Se sabe, los grandes maestros del psicoanálisis lo han dicho de algún modo, que esta disciplina no podría haber surgido fuera de la tradición judía. Freud, tan judío como ateo, abrevó en esa tradición sin duda y sería posible hacer, se han hecho, lecturas del psicoanálisis en las que se pesquisa esas marcas. Pero lo que en este libro sucede es algo distinto pues aparece alguien que pretende escribir filosofía talmúdica, que maneja las fuentes y las interroga, las descama para hacerles soltar sus verdades, y en esa lectura el psicoanálisis no parece estar ausente. No a la manera de un psicoanálisis salvaje aplicado a la Biblia, de hecho la autora no es, ni pretende serlo, psicoanalista. Pero sí resta la impresión de que estos comentarios bíblicos están tan preñados de los descubrimientos o las invenciones teóricas del psicoanálisis como podrían estar los textos freudianos influenciados por las fuentes bíblicas o griegas. La Biblia revisitada por el psicoanálisis de la mejor manera, la herética: una mujer, no psicoanalista.

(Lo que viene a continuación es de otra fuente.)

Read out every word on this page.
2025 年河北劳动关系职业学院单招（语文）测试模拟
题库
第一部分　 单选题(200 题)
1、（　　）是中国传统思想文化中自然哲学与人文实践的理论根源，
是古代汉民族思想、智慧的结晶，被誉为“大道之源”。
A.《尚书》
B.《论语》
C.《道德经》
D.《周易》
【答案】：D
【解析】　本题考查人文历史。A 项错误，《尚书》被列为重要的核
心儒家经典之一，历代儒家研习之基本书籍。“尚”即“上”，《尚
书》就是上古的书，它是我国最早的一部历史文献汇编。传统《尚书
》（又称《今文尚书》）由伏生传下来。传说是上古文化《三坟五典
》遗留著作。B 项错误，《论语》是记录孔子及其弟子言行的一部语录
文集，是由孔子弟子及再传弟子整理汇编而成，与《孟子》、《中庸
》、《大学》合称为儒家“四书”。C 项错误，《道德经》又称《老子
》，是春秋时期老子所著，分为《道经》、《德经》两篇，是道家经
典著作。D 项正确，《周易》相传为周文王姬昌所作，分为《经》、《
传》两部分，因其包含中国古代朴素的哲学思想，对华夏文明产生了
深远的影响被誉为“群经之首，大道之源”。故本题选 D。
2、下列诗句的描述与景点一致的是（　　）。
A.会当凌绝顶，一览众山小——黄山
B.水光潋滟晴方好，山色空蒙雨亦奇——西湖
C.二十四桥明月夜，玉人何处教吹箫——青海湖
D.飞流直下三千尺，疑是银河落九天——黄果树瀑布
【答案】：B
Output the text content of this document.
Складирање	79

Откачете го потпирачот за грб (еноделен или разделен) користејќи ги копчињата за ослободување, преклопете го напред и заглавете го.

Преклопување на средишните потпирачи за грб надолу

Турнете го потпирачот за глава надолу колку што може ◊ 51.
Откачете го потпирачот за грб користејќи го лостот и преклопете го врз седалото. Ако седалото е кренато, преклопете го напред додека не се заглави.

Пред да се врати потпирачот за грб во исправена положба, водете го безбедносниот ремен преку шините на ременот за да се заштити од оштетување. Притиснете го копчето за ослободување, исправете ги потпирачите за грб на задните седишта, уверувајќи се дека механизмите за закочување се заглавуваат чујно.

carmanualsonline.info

Siempre he pensado que hay dos escuelas de lectores, las de quienes rinden culto a los libros y las de quienes los profanan. En la primera, militan aquellos que jamás los subrayan ni pliegan las hojas ni dejan señales de café o flores marchitas entre sus páginas. Suelen leer sobre mesas o escritorios, encuadernar sus libros con tapas duras y ordenarlos con cierto escrúpulo en sus bibliotecas. En la otra, la de los profanadores, los libros son textos que cada lector coescribe con el autor, por lo que se le hace imprescindible subrayarlo, marcarlo, rayarlo, dejar sus señas personales para cuando alguien, él mismo quizás, vuelva a recorrerlo. Sus libros suelen estar por el piso, amontonados, por todos lados. (También leemos el final al principio, y volvemos sobre sus páginas o nos salteamos algunas). En verdad, no es ningún secreto, los profanadores de libros les rinden un culto especial en el que entienden que el libro guarda un lugar donde se aguarda la marca de cada uno de ellos.
Hay autores que saben eso quizás y escriben libros para ser profanados.
El problema es que la escuela de los profanadores, entre quienes me enrolo, precisa contar con textos aptos para ser profanados: impolutos, ordenados, prolijos, con un hilo. Y nos hallamos aquí con un problema, pues éste es un libro que está escrito para ser profanado: no hay manera de leerlo de otro modo.
Un texto tan héteros que termina, como para recordárnoslos, con un texto de otro autor.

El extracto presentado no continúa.